The report explores how attackers are adapting to current events and using new tricks to successfully execute attacks. Among these tactics are things like spear phishing, business email compromise (BEC), pandemic-related scams and other vectors.

Don MacLennan, SVP, Engineering & Product Management, Barracuda
Don MacLennan, SVP, engineering & product management, Barracuda

According to the survey, business email compromise (BEC) makes up 12 percent of spear-phishing attacks. That’s up from just seven percent in 2019.

The study also revealed that attackers prefer to use COVID-19 in their less targeted scamming attacks. Those types of attacks focus on fake cures and donations, according to the study. Indeed, 72 percent of COVID-19-related attacks are scamming, compared to just 36 percent of overall attacks.

Don MacLennan, SVP, engineering & product management, email protection, Barracuda, commented on the study:

“Cybercriminals adapt very quickly when they find a new tactic or current event that they can exploit, as their response to the COVID-19 pandemic proved only too well. Staying aware of the way spear-phishing tactics are evolving will help organizations take the proper precautions to defend against these highly targeted attacks and avoid falling victim to scammers’ latest tricks.”

Actionable Steps

Organizations should be advised to invest in protecting their internal email traffic as much as they do in protecting from external senders. Fully 13 percent of spear-phishing attacks came from internally compromised accounts, the study’s authors revealed.

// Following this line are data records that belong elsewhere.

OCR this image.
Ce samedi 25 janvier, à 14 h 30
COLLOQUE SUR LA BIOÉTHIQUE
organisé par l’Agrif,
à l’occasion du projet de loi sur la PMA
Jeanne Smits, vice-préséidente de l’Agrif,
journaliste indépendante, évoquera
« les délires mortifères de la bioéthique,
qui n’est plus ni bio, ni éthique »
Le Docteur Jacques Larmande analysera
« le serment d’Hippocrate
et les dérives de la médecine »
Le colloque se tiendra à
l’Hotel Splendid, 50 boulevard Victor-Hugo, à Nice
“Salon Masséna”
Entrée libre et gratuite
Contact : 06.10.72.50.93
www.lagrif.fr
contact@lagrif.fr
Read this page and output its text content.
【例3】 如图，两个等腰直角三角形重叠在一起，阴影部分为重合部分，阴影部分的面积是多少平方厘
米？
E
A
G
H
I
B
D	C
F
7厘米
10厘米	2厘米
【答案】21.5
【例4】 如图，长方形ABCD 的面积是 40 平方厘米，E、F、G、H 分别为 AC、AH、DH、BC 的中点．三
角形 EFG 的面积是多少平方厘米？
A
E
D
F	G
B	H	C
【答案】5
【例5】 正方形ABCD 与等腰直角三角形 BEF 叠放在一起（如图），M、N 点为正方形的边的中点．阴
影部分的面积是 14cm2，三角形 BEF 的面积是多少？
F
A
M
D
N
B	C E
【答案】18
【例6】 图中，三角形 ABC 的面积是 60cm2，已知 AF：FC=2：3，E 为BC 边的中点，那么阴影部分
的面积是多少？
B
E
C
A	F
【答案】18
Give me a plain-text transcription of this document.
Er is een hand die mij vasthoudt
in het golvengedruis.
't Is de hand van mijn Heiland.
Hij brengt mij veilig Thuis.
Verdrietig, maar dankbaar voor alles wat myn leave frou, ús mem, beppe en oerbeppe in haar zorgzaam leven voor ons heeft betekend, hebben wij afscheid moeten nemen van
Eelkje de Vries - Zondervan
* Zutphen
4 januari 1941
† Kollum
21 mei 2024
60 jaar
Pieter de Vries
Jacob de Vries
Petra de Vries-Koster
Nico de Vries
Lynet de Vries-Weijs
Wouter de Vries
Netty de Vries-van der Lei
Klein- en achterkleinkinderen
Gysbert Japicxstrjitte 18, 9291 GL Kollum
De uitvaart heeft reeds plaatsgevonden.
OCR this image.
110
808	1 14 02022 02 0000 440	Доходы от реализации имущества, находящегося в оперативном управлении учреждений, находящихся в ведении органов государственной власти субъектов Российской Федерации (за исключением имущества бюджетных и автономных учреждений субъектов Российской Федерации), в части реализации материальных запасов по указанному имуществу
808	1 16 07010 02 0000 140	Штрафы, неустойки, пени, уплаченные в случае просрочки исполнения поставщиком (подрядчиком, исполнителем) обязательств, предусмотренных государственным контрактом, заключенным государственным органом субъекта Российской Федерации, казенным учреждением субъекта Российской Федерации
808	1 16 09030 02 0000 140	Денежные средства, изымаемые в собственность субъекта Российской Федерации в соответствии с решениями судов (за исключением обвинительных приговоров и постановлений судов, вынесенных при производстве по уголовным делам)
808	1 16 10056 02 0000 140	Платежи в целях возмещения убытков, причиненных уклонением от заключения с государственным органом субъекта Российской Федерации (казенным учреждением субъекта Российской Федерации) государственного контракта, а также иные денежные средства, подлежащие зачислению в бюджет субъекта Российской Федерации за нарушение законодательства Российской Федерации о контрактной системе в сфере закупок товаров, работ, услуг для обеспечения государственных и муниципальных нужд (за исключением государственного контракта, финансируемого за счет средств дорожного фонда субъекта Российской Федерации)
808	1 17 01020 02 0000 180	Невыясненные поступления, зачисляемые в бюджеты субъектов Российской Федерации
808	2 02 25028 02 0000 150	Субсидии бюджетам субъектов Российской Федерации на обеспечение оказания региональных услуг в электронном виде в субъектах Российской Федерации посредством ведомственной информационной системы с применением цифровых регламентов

It has been documented this year that hackers are impersonating WHO officials in order to steal money and confidential information.

To help avoid phishing attacks, employees are generally advised to ensure all of their devices are protected by security software, auto-updates are enabled and multi-factor authentication is enabled and used; all these preventative measures can be beneficial.

Employers, meanwhile, can help by offering regular employee training that includes elements of phishing simulation, in order to give users an idea of the types of lures that attackers are known to use.